There are no distinct setting features as it’s based on using texts for the interface, but you can customize the text. When you press and hold on the app text, it opens a drawer from where you can uninstall, hide and access Pro features. In terms of customization, you can change the colour, name of the app text, and restore it to default in case you want to revert to new.
There is also app reference which you can access by tapping and holding any app, which lets you change the UI of the home screen. You can change the colour, size, and even font style. It also lets you choose the notification colour so when you receive a notification the text colour changes. You can set a custom photo for the home screen or select from the colour palette.
Common App rules are:
- 30% most used with larger text size (Default)
- 30% most used at the top
- Custom rules can be created and saved
What to look out for
- Choose Background Patterns
- Allows creating custom background images
- In-app purchases (INR 160)
Everything successful starts with good intention and such are Siempo.
It’s basically divided into four scroll-able screens, with the first one being Intentions. You can set a phrase you want to focus on when you open the screen. The fourth is flagged apps, which you want to avoid using. Your intention is shown on the top to remind you, your intention.
The second screen is Tool Kit( Necessary apps) sort of a screen where you can select default apps. For example an app for camera or fitness, where you can select the app that is closest to what you use. The third screen is Frequently used apps that you use the most like What’s app, Reddit etc.
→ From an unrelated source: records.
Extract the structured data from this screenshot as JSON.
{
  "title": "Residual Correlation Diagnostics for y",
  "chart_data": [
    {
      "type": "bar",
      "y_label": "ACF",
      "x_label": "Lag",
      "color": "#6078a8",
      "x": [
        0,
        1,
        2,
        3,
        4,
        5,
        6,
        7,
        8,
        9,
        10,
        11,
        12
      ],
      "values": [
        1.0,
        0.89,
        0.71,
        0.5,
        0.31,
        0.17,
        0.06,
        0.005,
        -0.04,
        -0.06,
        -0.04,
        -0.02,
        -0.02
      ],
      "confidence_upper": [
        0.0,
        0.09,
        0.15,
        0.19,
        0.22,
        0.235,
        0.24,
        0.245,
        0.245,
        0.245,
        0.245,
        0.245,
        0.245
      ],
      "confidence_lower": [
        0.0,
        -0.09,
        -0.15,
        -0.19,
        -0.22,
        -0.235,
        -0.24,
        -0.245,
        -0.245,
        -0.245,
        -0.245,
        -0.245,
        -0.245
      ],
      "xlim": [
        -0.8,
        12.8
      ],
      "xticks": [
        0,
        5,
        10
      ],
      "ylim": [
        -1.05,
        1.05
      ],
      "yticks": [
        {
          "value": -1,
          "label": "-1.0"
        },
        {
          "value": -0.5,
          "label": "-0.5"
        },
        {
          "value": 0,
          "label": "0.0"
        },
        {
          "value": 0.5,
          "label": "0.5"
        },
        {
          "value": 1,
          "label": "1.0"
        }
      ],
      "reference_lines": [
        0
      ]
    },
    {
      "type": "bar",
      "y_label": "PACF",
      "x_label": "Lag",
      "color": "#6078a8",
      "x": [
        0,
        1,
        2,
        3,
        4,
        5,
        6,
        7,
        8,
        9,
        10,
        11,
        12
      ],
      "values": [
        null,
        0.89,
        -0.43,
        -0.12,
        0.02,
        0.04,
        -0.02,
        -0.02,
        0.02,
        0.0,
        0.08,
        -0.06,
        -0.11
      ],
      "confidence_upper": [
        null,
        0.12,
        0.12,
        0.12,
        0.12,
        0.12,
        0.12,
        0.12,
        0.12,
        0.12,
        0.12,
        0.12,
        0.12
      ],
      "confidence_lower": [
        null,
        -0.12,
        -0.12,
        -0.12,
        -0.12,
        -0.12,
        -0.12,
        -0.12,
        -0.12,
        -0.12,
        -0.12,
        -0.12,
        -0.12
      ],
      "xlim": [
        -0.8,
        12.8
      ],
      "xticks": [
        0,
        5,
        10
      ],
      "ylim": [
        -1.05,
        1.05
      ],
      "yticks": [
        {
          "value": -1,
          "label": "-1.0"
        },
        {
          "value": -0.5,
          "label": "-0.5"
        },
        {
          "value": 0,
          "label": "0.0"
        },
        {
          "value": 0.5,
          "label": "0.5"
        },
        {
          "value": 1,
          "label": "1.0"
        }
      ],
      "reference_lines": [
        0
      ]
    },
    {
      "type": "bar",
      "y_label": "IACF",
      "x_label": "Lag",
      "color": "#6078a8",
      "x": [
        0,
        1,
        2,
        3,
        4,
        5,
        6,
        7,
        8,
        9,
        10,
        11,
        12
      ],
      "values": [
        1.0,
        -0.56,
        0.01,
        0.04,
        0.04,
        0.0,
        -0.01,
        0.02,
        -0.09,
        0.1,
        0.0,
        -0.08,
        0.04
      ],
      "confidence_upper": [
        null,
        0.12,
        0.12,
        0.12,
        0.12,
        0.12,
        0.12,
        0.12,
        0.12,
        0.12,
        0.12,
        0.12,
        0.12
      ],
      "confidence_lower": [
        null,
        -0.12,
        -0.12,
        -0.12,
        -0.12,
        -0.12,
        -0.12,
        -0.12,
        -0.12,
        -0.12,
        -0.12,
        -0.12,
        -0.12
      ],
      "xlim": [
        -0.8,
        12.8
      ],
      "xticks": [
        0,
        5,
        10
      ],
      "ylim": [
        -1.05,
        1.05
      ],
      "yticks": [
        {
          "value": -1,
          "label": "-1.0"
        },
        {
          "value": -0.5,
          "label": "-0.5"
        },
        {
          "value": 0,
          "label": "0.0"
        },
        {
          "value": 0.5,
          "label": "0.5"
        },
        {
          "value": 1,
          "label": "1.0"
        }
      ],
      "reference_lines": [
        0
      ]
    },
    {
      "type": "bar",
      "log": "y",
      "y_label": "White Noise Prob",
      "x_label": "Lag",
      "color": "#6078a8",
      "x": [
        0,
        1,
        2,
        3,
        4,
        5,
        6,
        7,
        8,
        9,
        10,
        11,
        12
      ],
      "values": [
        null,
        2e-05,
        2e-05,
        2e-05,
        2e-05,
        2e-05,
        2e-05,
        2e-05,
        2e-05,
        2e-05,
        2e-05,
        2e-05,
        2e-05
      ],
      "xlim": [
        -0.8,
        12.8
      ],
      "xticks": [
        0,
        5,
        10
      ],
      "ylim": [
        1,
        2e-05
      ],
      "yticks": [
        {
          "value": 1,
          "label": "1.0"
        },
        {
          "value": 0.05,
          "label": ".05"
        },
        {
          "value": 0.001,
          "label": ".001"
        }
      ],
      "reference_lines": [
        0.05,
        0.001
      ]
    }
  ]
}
Tempo. You get a notification in realtime, with Tempo you can batch all of the notifications together and select a custom time when you want to view them all.
What to look out for
- Tempo, the Notification feature
- Dark Mode
- Section for most used and apps to avoid
6. Bald Phone
Bald Phone is unlike anything on the list. The UI will remind you of the early smartphones with magnified icons and controls on the screen. If you’re thinking bigger will make the UI worse, it doesn’t. Rather you get a simpler home screen with a three-page layout. The first one is the home screen with big app icons along with the menu section. It also has a pill reminder and SOS button with one tap reach. This quick function bar remains on all the screens in case you need it in an emergency.
The app is not just minimal but requires a 2-second touch feedback every time you try to open any app making it great for senior citizens and users with motor problems
The second page has other major apps one uses, such as maps, browser, in-app settings such as theme, font size, custom app editor, etc. That’s not it, if you scroll to the third page, you can make use of a handy note-taking canvas which you can write on. In case you wish to recite something, you can enjoy using the text to speech feature as well.
The app is open source and comes free of cost.
What to look out for
- Large icons
- Pill Reminder
- Three homepages with text to speech note-taking
- Constant status bar with a flashlight, SOS icon, battery indicator, sound profile, etc.
Let’s talk about business. Launchers are a great way and we’ve been talking about them so much. They let you modify the already tweak-able Android experience. So which app to choose? Well, I personally use Indistractable because it’s minimal and it has an all apps viewing option. It does the job and checks all the boxes for a minimal launcher. Ap15 and Siempo are great too, but they look a bit cluttered to me. But if it’s a customization you’re looking for, these are the apps to go for.